Yeah, kinda weird. In a Google search for "no trusted RSA public key found for" I tried now, the FAQs didn't show up at all. Only after disabling skipping duplicates on the last page did it show up (on page 3). (I guess since the FAQs list several error messages, the page might look like a duplicate of some of the logs Google did list.)

To be fair, we always ask people to check the FAQ as a first step (e.g. here, which is linked on the support page, or in #196).

If you don't want to change it, that's fine, but as feedback, it would be helpful if it points it out specifically a little more.

Changing that log message is tricky, as where it's logged we only know what it already states, i.e. that no trusted key was found for that identity. We don't know if there actually was a matching key/certificate but it couldn't be validated, or if that couldn't even be attempted because no matching certificate was found.
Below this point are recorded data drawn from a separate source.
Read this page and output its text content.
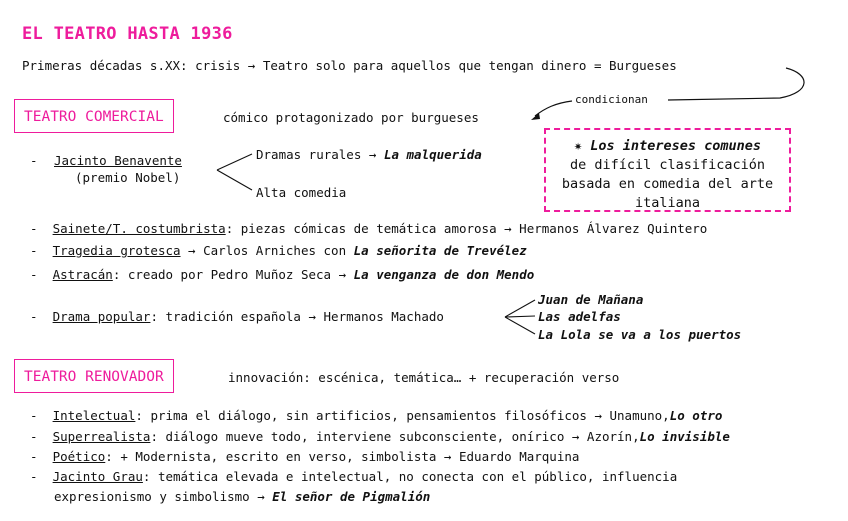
EL TEATRO HASTA 1936
Primeras décadas s.XX: crisis → Teatro solo para aquellos que tengan dinero = Burgueses
condicionan
TEATRO COMERCIAL	cómico protagonizado por burgueses
✷ Los intereses comunes
de difícil clasificación
basada en comedia del arte
italiana
- Jacinto Benavente
(premio Nobel)
Dramas rurales → La malquerida
Alta comedia
- Sainete/T. costumbrista: piezas cómicas de temática amorosa → Hermanos Álvarez Quintero
- Tragedia grotesca → Carlos Arniches con La señorita de Trevélez
- Astracán: creado por Pedro Muñoz Seca → La venganza de don Mendo
- Drama popular: tradición española → Hermanos Machado
Juan de Mañana
Las adelfas
La Lola se va a los puertos
TEATRO RENOVADOR	innovación: escénica, temática… + recuperación verso
- Intelectual: prima el diálogo, sin artificios, pensamientos filosóficos → Unamuno,Lo otro
- Superrealista: diálogo mueve todo, interviene subconsciente, onírico → Azorín,Lo invisible
- Poético: + Modernista, escrito en verso, simbolista → Eduardo Marquina
- Jacinto Grau: temática elevada e intelectual, no conecta con el público, influencia
expresionismo y simbolismo → El señor de Pigmalión
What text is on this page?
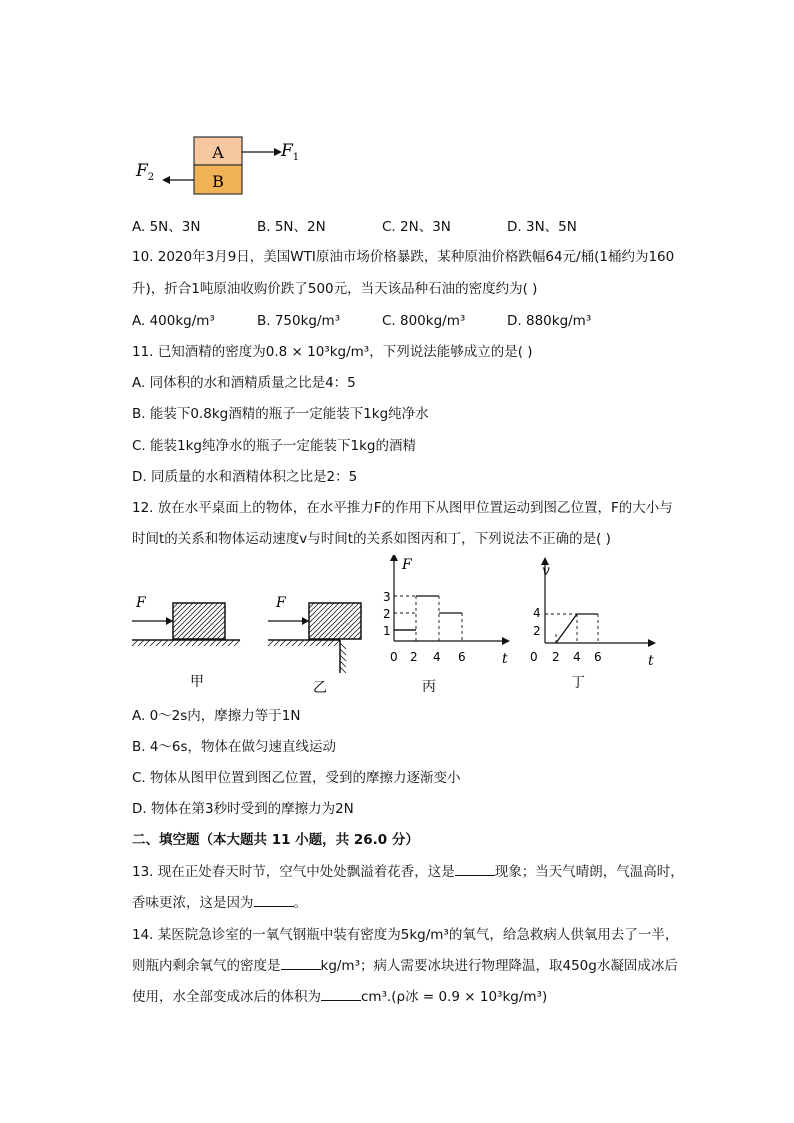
A
B
$F_1$
$F_2$
A. 5N、3N	B. 5N、2N	C. 2N、3N	D. 3N、5N
10. 2020年3月9日，美国WTI原油市场价格暴跌，某种原油价格跌幅64元/桶(1桶约为160
升)，折合1吨原油收购价跌了500元，当天该品种石油的密度约为( )
A. 400kg/m³	B. 750kg/m³	C. 800kg/m³	D. 880kg/m³
11. 已知酒精的密度为0.8 × 10³kg/m³，下列说法能够成立的是( )
A. 同体积的水和酒精质量之比是4：5
B. 能装下0.8kg酒精的瓶子一定能装下1kg纯净水
C. 能装1kg纯净水的瓶子一定能装下1kg的酒精
D. 同质量的水和酒精体积之比是2：5
12. 放在水平桌面上的物体，在水平推力F的作用下从图甲位置运动到图乙位置，F的大小与
时间t的关系和物体运动速度v与时间t的关系如图丙和丁，下列说法不正确的是( )
F
甲
F
乙
F
t
3
2
1
0 2 4 6
丙
v
t
4
2
0 2 4 6
丁
A. 0～2s内，摩擦力等于1N
B. 4～6s，物体在做匀速直线运动
C. 物体从图甲位置到图乙位置，受到的摩擦力逐渐变小
D. 物体在第3秒时受到的摩擦力为2N
二、填空题（本大题共 11 小题，共 26.0 分）
13. 现在正处春天时节，空气中处处飘溢着花香，这是	现象；当天气晴朗，气温高时，
香味更浓，这是因为	。
14. 某医院急诊室的一氧气钢瓶中装有密度为5kg/m³的氧气，给急救病人供氧用去了一半，
则瓶内剩余氧气的密度是	kg/m³；病人需要冰块进行物理降温，取450g水凝固成冰后
使用，水全部变成冰后的体积为	cm³.(ρ冰 = 0.9 × 10³kg/m³)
However, as a user you can differentiate these cases due to the absence of other log message. Because if a matching certificate was found, you'd see using certificate "...", using trusted ca certificate "..." etc. when there is an attempt to validate it. And you'd also get explicit log messages if the certificate has expired or the issuer certificate is missing. (I guess that could be added to the FAQ to clarify the checklist there.)